Madagascar shows up again in this map, with a rate of rejection that fell 17 percent between surveys. But again, countries in sub-Saharan Africa show a marked improvement—especially Benin, Ethiopia, and Kenya.
Pierotti says men's reactions were more peripheral to this study, but still, she was surprised. "In a majority of the countries, men are more likely than women to reject violence against women," she says. "Which, based on my American stereotypes, was not my expectation."
BUT BEYOND SIMPLY THE fact that these opinions are changing, Pierotti is interested in why they're changing. In the study, she invokes "world society" theory, an observation among scholars that global norms and beliefs tend to produce similar policies and education structures from country to country, even where circumstances and cultures differ dramatically.
"The problems they face might be totally different and the solutions might be fairly different," Pierotti explains. "And yet we see a lot of sameness."
Scholars chalk that up to the influence of big international organizations like the United Nations, but Pierotti says she wanted to push that understanding further to see how movement at the highest levels trickles down through the system to actually change and shape the opinions of average people. Check out this graph, for example:
This shows the number of worldwide policy actions addressing intimate partner violence between 1975 and 2010. See that big upturn in the '90s and the near-vertical lift since the middle of the 2000s? The fact that individual opinions in many of the countries Pierotti surveyed during that time changed dramatically, she suggests, indicates that those policy actions are actually effective (at least in terms of molding individual opinions)—that they, in essence, cascade all the way down from international campaign to legislature to media coverage to NGO service to school curriculum and law enforcement. And that they do so at a pretty snappy rate.

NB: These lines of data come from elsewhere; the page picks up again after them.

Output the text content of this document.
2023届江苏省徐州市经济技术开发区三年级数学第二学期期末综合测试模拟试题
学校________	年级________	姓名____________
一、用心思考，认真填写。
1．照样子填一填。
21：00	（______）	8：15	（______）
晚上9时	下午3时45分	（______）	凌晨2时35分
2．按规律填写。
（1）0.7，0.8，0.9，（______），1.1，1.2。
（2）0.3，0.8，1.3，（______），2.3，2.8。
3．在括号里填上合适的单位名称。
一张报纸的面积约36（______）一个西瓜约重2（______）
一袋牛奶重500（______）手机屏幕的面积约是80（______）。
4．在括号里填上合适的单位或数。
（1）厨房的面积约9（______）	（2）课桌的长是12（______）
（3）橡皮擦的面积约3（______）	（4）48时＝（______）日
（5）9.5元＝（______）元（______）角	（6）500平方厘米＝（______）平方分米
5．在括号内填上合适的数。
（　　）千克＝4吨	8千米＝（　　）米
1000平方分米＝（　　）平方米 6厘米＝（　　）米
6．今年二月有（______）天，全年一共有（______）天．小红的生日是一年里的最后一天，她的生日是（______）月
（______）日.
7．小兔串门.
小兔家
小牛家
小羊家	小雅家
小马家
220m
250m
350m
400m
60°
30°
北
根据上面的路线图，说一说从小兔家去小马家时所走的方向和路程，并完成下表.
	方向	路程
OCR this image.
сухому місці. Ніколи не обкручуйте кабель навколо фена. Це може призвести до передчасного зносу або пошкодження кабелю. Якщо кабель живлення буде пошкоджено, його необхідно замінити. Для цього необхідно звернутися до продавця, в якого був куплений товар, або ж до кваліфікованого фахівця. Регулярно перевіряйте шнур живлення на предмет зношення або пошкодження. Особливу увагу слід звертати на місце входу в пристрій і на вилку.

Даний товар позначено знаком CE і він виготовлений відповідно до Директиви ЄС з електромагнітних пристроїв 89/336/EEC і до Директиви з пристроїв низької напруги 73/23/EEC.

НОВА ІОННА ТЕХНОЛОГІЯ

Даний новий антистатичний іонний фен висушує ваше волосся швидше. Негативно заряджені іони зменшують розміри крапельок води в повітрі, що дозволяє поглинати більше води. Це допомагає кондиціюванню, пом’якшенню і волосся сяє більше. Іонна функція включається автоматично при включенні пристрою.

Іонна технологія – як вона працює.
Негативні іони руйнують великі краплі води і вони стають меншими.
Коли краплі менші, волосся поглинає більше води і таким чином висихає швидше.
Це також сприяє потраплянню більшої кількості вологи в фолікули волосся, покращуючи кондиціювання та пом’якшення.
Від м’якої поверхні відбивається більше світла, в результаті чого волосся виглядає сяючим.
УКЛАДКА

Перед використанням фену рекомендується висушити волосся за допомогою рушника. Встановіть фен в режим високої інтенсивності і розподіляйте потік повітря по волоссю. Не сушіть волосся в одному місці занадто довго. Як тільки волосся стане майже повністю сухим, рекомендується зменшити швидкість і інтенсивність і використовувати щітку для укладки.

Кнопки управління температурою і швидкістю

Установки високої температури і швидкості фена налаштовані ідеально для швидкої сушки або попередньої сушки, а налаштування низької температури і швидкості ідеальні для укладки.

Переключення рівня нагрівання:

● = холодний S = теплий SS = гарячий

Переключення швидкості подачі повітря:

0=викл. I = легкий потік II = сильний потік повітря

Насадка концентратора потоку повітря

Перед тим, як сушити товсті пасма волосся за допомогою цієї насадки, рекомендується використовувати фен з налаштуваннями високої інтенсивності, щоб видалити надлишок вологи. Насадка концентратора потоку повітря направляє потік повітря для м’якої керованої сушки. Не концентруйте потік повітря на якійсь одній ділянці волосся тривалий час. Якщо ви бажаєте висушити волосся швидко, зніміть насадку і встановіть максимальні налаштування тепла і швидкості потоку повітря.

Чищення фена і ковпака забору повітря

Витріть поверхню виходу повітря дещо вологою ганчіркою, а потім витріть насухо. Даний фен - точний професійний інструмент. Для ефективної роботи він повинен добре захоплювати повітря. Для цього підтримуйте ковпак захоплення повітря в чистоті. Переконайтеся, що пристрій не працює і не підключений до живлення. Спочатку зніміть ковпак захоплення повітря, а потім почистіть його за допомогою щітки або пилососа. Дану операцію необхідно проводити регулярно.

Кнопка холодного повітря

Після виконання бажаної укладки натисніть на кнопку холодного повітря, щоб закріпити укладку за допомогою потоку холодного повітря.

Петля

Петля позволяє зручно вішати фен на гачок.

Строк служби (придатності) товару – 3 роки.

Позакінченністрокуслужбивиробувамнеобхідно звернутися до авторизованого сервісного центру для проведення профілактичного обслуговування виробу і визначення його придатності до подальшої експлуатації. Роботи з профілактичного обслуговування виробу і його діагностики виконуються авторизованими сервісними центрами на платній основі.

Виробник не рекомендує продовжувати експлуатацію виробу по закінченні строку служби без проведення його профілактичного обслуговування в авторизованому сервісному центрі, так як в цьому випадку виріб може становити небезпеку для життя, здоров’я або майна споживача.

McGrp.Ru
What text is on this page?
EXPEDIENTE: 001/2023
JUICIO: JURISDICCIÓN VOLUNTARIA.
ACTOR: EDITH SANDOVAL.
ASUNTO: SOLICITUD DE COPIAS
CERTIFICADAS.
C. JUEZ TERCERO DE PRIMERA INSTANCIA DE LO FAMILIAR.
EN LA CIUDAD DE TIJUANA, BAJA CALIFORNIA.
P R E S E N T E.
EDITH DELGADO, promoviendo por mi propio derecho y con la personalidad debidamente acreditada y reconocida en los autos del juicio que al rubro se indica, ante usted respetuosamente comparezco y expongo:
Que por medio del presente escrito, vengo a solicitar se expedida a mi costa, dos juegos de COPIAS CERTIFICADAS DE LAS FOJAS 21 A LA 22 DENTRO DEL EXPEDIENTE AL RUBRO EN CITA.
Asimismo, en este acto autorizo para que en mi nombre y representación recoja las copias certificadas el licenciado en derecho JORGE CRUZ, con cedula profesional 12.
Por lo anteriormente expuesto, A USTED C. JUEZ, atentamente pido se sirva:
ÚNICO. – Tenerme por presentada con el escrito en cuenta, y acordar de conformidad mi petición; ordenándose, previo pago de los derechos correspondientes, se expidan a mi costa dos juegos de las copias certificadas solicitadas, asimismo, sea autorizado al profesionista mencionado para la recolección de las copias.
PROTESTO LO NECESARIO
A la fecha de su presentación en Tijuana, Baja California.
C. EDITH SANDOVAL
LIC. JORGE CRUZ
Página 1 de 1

"Policy makers are by definition elites within their countries, so it's not as surprising that those elites respond to global pressures," says Pierotti. "But it is worth looking at whether non-elites face the same pressures."
Beyond the theoretical questions, though, it's still difficult to determine why individual opinions are changing in many of these countries (and not in others).
"While people who live in urban areas are more likely to reject violence and people with more education are more likely to reject violence," Pierotti concluded from the study, "people who lived in rural areas were changing their attitudes just as much. And people with very little education. So when I saw these big changes, I thought it would be due to fact that there have been dramatic increases in education in some of these countries. That explained some of the changes but not most of it."
"The one other finding that to me was surprising was this is not a change driven by young people. Our stereotypical view of social change is as generations replace each other, attitudes change, and that doesn't seem to be the case here. People of all ages are changing their attitudes about violence against women. That's another place where further research is warranted. Why aren't younger people more likely to reject violence?"
Pierotti also sounds a loud note of caution in interpreting her results.
"I think these changes in attitudes may very well have nothing to do with changes in behavior. In fact, it's possible that the incidence of violence is increasing, because as people question social norms and assert rights, they can put themselves at risk of violence. So while I agree that these changes in attitudes are heartening, I don't have anything to say about behavior."
Still, she's hopeful.
"I'm not totally convinced that what [survey respondents] deeply believe in their hearts is changing," she says, "but I do think it's evidence that the 'right answer' is that it's not OK to beat your wife. And that, to me—that matters."